Training Models

Train a machine learning model from any table in your data lake with a single command.

Usage

dataspoc-lens ml train --target <column> --from <table>

Flag	Description
`--target`	The column you want to predict
`--from`	The source table (raw, curated, or gold layer)

What happens

Reads Parquet — loads the source table from your bucket.
Feature engineering — automatically detects column types, encodes categoricals, generates interaction features, and handles missing values.
Model selection — evaluates multiple algorithms (gradient boosting, random forest, logistic regression, etc.) and selects the best performer.
Training — trains the selected model with optimized hyperparameters.
Saves to bucket — writes artifacts to bucket/ml/models/<model>/.

Output artifacts

After training completes, three files are saved to the bucket:

File	Description
`model.pkl`	The serialized trained model
`features.json`	Feature definitions, transformations, and column mappings
`metrics.json`	Evaluation metrics (accuracy, precision, recall, AUC, RMSE, etc.)

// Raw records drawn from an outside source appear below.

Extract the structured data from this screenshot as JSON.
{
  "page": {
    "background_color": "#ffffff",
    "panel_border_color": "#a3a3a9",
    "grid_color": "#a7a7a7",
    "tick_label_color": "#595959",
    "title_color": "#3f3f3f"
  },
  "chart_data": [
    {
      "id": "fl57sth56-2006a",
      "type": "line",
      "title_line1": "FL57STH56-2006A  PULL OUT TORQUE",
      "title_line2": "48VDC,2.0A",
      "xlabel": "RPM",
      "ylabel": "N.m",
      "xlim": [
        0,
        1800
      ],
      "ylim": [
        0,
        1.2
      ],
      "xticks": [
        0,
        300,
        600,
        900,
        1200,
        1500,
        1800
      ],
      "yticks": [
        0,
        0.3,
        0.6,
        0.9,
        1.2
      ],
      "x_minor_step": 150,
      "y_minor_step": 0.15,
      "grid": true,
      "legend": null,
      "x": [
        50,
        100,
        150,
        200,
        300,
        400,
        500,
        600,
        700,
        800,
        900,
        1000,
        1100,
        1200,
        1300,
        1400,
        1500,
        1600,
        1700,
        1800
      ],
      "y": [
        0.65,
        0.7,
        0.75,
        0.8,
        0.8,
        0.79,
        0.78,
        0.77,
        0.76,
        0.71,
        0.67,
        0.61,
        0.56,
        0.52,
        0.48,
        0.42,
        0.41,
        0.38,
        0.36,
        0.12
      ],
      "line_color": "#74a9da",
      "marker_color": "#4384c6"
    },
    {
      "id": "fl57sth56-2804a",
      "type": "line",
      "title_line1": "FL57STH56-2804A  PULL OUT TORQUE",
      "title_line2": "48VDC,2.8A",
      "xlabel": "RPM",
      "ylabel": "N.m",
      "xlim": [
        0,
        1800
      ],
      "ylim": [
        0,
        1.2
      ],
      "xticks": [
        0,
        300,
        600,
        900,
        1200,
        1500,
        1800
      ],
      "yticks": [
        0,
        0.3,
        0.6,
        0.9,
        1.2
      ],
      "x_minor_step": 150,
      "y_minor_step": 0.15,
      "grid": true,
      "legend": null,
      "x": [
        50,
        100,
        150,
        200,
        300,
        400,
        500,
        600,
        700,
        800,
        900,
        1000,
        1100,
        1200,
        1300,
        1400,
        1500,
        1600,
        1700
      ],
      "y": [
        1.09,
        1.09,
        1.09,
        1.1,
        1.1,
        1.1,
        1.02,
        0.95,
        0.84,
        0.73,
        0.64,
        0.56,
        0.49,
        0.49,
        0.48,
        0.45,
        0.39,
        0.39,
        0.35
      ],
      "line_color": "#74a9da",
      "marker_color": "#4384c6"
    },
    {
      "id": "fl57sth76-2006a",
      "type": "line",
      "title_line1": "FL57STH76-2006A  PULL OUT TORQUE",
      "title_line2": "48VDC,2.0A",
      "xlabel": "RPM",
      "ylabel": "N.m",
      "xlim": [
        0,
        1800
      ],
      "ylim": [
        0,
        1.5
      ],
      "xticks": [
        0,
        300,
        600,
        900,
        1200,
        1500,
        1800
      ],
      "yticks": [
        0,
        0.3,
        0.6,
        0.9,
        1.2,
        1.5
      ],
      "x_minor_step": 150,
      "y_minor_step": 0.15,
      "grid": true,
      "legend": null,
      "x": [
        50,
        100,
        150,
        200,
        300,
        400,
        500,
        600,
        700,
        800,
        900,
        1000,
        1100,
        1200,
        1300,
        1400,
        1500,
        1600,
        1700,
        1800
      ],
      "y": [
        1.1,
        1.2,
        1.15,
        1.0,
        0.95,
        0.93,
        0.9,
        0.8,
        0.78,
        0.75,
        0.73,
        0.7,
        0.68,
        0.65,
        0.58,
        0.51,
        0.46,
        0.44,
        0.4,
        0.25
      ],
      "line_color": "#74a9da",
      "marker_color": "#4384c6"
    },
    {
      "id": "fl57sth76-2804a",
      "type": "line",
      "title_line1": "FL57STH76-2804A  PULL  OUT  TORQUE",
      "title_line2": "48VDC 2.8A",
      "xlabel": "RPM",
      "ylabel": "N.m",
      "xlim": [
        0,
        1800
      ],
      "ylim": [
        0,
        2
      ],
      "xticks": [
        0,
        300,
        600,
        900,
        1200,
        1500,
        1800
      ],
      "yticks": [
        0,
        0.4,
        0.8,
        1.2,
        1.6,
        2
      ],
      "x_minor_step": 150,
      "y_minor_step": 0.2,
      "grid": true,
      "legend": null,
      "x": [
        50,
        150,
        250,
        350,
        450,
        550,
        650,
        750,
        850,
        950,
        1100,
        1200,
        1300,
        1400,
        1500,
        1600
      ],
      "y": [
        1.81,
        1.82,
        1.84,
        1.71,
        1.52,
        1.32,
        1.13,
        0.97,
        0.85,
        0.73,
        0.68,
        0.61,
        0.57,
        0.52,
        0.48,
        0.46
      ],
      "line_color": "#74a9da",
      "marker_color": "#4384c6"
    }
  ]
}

These files are stored at:

bucket/
  ml/
    models/
      <model>/
        model.pkl
        features.json
        metrics.json

Example: training a churn model

Suppose you have a curated/customers/activity table with a churned column (1 = churned, 0 = active):

dataspoc-lens ml train --target churned --from curated/customers/activity

Output:

[ML] Loading table curated/customers/activity...
[ML] 45,231 rows, 18 columns
[ML] Feature engineering: 42 features generated
[ML] Evaluating models...
[ML] Best model: GradientBoosting (AUC=0.91)
[ML] Training final model...
[ML] Saved to ml/models/churned_activity/
[ML] Done.

You can then inspect the model with dataspoc-lens ml explain --model churned_activity or generate predictions with dataspoc-lens ml predict.